Mais no litoral, o diretor do Agrupamento de Escolas Dr. Costa Matos (Vila Nova de Gaia) e presidente da Associação Nacional de Diretores de Agrupamentos e Escolas Públicas, também fala em casos de escolas que em alturas de frio não conseguem ligar o aquecimento porque a despesa energética é grande, mais acentuada em escolas renovadas pela Parque Escolar. "Se tivessem os aquecedores ligados, o dinheiro não chegaria e muitas assumem que não os podem ligar", conta Filinto Lima, que aproveita ainda para criticar os projetos orçamentais "para inglês ver" que as escolas têm de apresentar. "O nosso dinheiro vai todo para pagar água, luz, telefone. Por exemplo, eu pedi cinco computadores no orçamento e não veio nenhum. Era fundamental adquirir material informático para as escolas, os computadores estão obsoletos e a rede de internet é miserável."
"As escolas estão a viver com muitas dificuldades", concorda o diretor da secundária Eça de Queirós (Póvoa de Varzim) e ainda presidente do Conselho das Escolas, José Eduardo Lemos, que avança que "há verbas referentes ao ano que já terminou que só começaram a chegar hoje [ontem] e outras que ainda falta entregar". Em resposta a esta denúncia, o Ministério da Educação explicou ao DN que o processo de distribuição do orçamento de funcionamento às escolas é iniciado no arranque de cada ano económico, pelo que as escolas estão em processo de submissão da sua proposta de orçamento de funcionamento. "Após conhecimento do orçamento inicial, ao longo do ano e sempre que considerado necessário, desde que devidamente fundamentado, existe a possibilidade de as escolas e agrupamentos de escolas enviarem um pedido de reforço, para análise pelo serviço competente, nomeadamente no que se refere à verificação da respetiva execução orçamental em todas as fontes de financiamento. No caso de a análise ser favorável é autorizada a correspondente requisição de verbas."

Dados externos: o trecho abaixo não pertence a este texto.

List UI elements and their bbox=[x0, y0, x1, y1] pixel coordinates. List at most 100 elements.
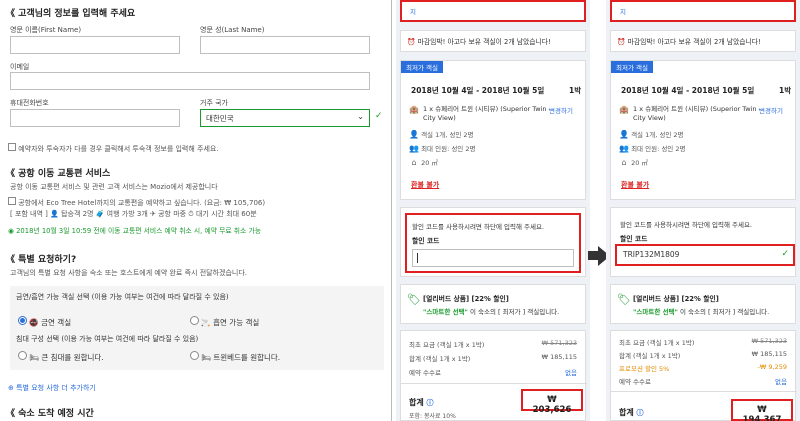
promo-disc-value: -₩ 9,259 bbox=[757, 363, 787, 371]
top-stub-text: 지 bbox=[410, 8, 416, 16]
plus-circle-icon: ⊕ bbox=[8, 384, 14, 392]
bed-twin-option[interactable]: 🛏 트윈베드를 원합니다. bbox=[190, 351, 280, 363]
non-refundable-right: 환불 불가 bbox=[621, 181, 650, 189]
smoking-icon: 🚬 bbox=[201, 318, 211, 327]
deal-desc-right: "스마트한 선택" 이 숙소의 [ 최저가 ] 객실입니다. bbox=[633, 308, 770, 316]
orig-label-right: 최초 요금 (객실 1개 x 1박) bbox=[619, 339, 695, 347]
person-icon: 👤 bbox=[619, 130, 629, 139]
room-name: 🏨 1 x 슈페리어 트윈 (시티뷰) (Superior Twin - Cit… bbox=[409, 105, 551, 123]
hotel-icon: 🏨 bbox=[619, 105, 629, 114]
bed-twin-radio[interactable] bbox=[190, 351, 199, 360]
airport-checkbox[interactable] bbox=[8, 197, 16, 205]
add-more-requests-link[interactable]: ⊕ 특별 요청 사항 더 추가하기 bbox=[8, 383, 96, 393]
promo-card-right: 할인 코드를 사용하시려면 하단에 입력해 주세요. 할인 코드 TRIP132… bbox=[610, 207, 796, 277]
orig-price-right: ₩ 571,323 bbox=[751, 337, 787, 345]
lowest-badge-right: 최저가 객실 bbox=[611, 61, 653, 73]
price-card: 최초 요금 (객실 1개 x 1박) ₩ 571,323 합계 (객실 1개 x… bbox=[400, 330, 587, 421]
add-more-text: 특별 요청 사항 더 추가하기 bbox=[16, 384, 96, 392]
country-value-text: 대한민국 bbox=[206, 114, 234, 123]
smoking-option[interactable]: 🚬 흡연 가능 객실 bbox=[190, 316, 259, 328]
fee-label-right: 예약 수수료 bbox=[619, 378, 651, 386]
room-size-right: ⌂ 20 ㎡ bbox=[619, 157, 647, 167]
nonsmoking-text: 금연 객실 bbox=[41, 318, 72, 327]
stay-nights: 1박 bbox=[569, 86, 582, 95]
country-select[interactable]: 대한민국 ⌄ bbox=[200, 109, 370, 127]
bed-large-option[interactable]: 🛏 큰 침대를 원합니다. bbox=[18, 351, 104, 363]
email-input[interactable] bbox=[10, 72, 370, 90]
bed-icon: 🛏 bbox=[29, 353, 39, 362]
room-name-right: 🏨 1 x 슈페리어 트윈 (시티뷰) (Superior Twin - Cit… bbox=[619, 105, 761, 123]
stay-dates-right: 2018년 10월 4일 - 2018년 10월 5일 bbox=[621, 86, 755, 95]
max-guests: 👥 최대 인원: 성인 2명 bbox=[409, 144, 476, 153]
divider bbox=[401, 383, 587, 384]
room-name-text: 1 x 슈페리어 트윈 (시티뷰) (Superior Twin - City … bbox=[423, 105, 551, 122]
airport-option-text: 공항에서 Eco Tree Hotel까지의 교통편을 예약하고 싶습니다. (… bbox=[18, 199, 266, 207]
bed-twin-text: 트윈베드를 원합니다. bbox=[213, 353, 281, 362]
fee-value: 없음 bbox=[565, 369, 577, 377]
change-room-link[interactable]: 변경하기 bbox=[549, 105, 573, 115]
change-room-link-right[interactable]: 변경하기 bbox=[759, 105, 783, 115]
smoking-radio[interactable] bbox=[190, 316, 199, 325]
promo-code-value: TRIP132M1809 bbox=[623, 250, 680, 259]
booking-form: 《 고객님의 정보를 입력해 주세요 영문 이름(First Name) 영문 … bbox=[0, 0, 392, 421]
person-icon: 👤 bbox=[409, 130, 419, 139]
booker-note[interactable]: 예약자와 투숙자가 다를 경우 클릭해서 투숙객 정보를 입력해 주세요. bbox=[8, 143, 219, 154]
phone-label: 휴대전화번호 bbox=[10, 99, 49, 107]
promo-input[interactable] bbox=[412, 249, 574, 267]
tag-icon: 🏷 bbox=[407, 293, 421, 306]
valid-check-icon: ✓ bbox=[375, 111, 383, 121]
promo-prompt-right: 할인 코드를 사용하시려면 하단에 입력해 주세요. bbox=[620, 221, 752, 229]
deal-card-right: 🏷 [얼리버드 상품] [22% 할인] "스마트한 선택" 이 숙소의 [ 최… bbox=[610, 284, 796, 324]
deal-title-right: [얼리버드 상품] [22% 할인] bbox=[633, 295, 719, 303]
booker-note-text: 예약자와 투숙자가 다를 경우 클릭해서 투숙객 정보를 입력해 주세요. bbox=[18, 145, 219, 153]
promo-input-filled[interactable]: TRIP132M1809 ✓ bbox=[615, 244, 795, 266]
nonsmoking-option[interactable]: 🚭 금연 객실 bbox=[18, 316, 71, 328]
non-refundable: 환불 불가 bbox=[411, 181, 440, 189]
no-smoking-icon: 🚭 bbox=[29, 318, 39, 327]
last-name-input[interactable] bbox=[200, 36, 370, 54]
deal-title: [얼리버드 상품] [22% 할인] bbox=[423, 295, 509, 303]
phone-input[interactable] bbox=[10, 109, 180, 127]
price-card-right: 최초 요금 (객실 1개 x 1박) ₩ 571,323 합계 (객실 1개 x… bbox=[610, 330, 797, 421]
fee-label: 예약 수수료 bbox=[409, 369, 441, 377]
special-title: 《 특별 요청하기? bbox=[6, 255, 77, 265]
bed-large-radio[interactable] bbox=[18, 351, 27, 360]
hotel-icon: 🏨 bbox=[409, 105, 419, 114]
arrival-title: 《 숙소 도착 예정 시간 bbox=[6, 409, 94, 419]
booking-summary-after: 지 ⏰ 마감임박! 아고다 보유 객실이 2개 남았습니다! 최저가 객실 20… bbox=[606, 0, 800, 421]
total-price-after: ₩ 194,367 bbox=[731, 399, 793, 421]
special-request-box: 금연/흡연 가능 객실 선택 (이용 가능 여부는 여건에 따라 달라질 수 있… bbox=[10, 286, 384, 370]
total-label-right: 합계 ⓘ bbox=[619, 408, 644, 417]
promo-card: 할인 코드를 사용하시려면 하단에 입력해 주세요. 할인 코드 bbox=[400, 207, 586, 277]
top-stub-text-right: 지 bbox=[620, 8, 626, 16]
bed-large-text: 큰 침대를 원합니다. bbox=[41, 353, 104, 362]
sum-price-right: ₩ 185,115 bbox=[751, 350, 787, 358]
airport-details: [ 포함 내역 ] 👤 탑승객 2명 🧳 여행 가방 3개 ✈ 공항 마중 ⏱ … bbox=[10, 210, 257, 218]
room-guests: 👤 객실 1개, 성인 2명 bbox=[409, 130, 474, 139]
tag-icon: 🏷 bbox=[617, 293, 631, 306]
check-circle-icon: ◉ bbox=[8, 227, 14, 235]
first-name-label: 영문 이름(First Name) bbox=[10, 26, 82, 34]
twin-bed-icon: 🛏 bbox=[201, 353, 211, 362]
orig-price: ₩ 571,323 bbox=[541, 339, 577, 347]
people-icon: 👥 bbox=[619, 144, 629, 153]
sum-label: 합계 (객실 1개 x 1박) bbox=[409, 355, 471, 363]
promo-label-right: 할인 코드 bbox=[620, 235, 648, 243]
guest-info-title: 《 고객님의 정보를 입력해 주세요 bbox=[6, 9, 136, 19]
room-card: 최저가 객실 2018년 10월 4일 - 2018년 10월 5일 1박 🏨 … bbox=[400, 60, 586, 200]
urgent-text-right: 마감임박! 아고다 보유 객실이 2개 남았습니다! bbox=[627, 38, 761, 46]
text-cursor bbox=[417, 253, 418, 263]
deal-card: 🏷 [얼리버드 상품] [22% 할인] "스마트한 선택" 이 숙소의 [ 최… bbox=[400, 284, 586, 324]
nonsmoking-radio[interactable] bbox=[18, 316, 27, 325]
airport-free-cancel: ◉ 2018년 10월 3일 10:59 전에 이동 교통편 서비스 예약 취소… bbox=[8, 225, 261, 235]
smoking-text: 흡연 가능 객실 bbox=[213, 318, 260, 327]
room-guests-right: 👤 객실 1개, 성인 2명 bbox=[619, 130, 684, 139]
promo-highlight: 할인 코드를 사용하시려면 하단에 입력해 주세요. 할인 코드 bbox=[405, 213, 581, 273]
orig-label: 최초 요금 (객실 1개 x 1박) bbox=[409, 341, 485, 349]
first-name-input[interactable] bbox=[10, 36, 180, 54]
urgent-card: ⏰ 마감임박! 아고다 보유 객실이 2개 남았습니다! bbox=[400, 30, 586, 52]
airport-option[interactable]: 공항에서 Eco Tree Hotel까지의 교통편을 예약하고 싶습니다. (… bbox=[8, 197, 265, 208]
promo-prompt: 할인 코드를 사용하시려면 하단에 입력해 주세요. bbox=[412, 223, 544, 231]
bed-label: 침대 구성 선택 (이용 가능 여부는 여건에 따라 달라질 수 있음) bbox=[16, 335, 199, 343]
booker-checkbox[interactable] bbox=[8, 143, 16, 151]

A atribuição dos orçamentos aos agrupamentos de escolas tem em atenção, por exemplo, as delegações de competências e contratos existentes, a despesa realizada no ano anterior, a variação registada no número de alunos em relação ao último ano, o aumento de preços em determinados grupos de despesas e a proposta do estabelecimento de ensino. No entanto, contrapõe José Eduardo Lemos, "o que percebemos é que o Instituto de Gestão Financeira da Educação não liberta verbas nem tem atendido os pedidos de reforço feitos pelas escolas, quando os orçamentos se esgotam". Tal como os seus colegas, o diretor da Eça de Queirós garante que as verbas libertadas dão apenas para o funcionamento básico, e que tudo o resto - materiais, computadores, equipamentos pedagógicos - está a ser afetado por limitações de financiamento. "Dá ideia que o IGEFE se sentou em cima do cofre do Ministério da Educação e não liberta o dinheiro. Não há calendários nem regras para libertação das verbas, nem sequer conhecemos os orçamentos de outras escolas."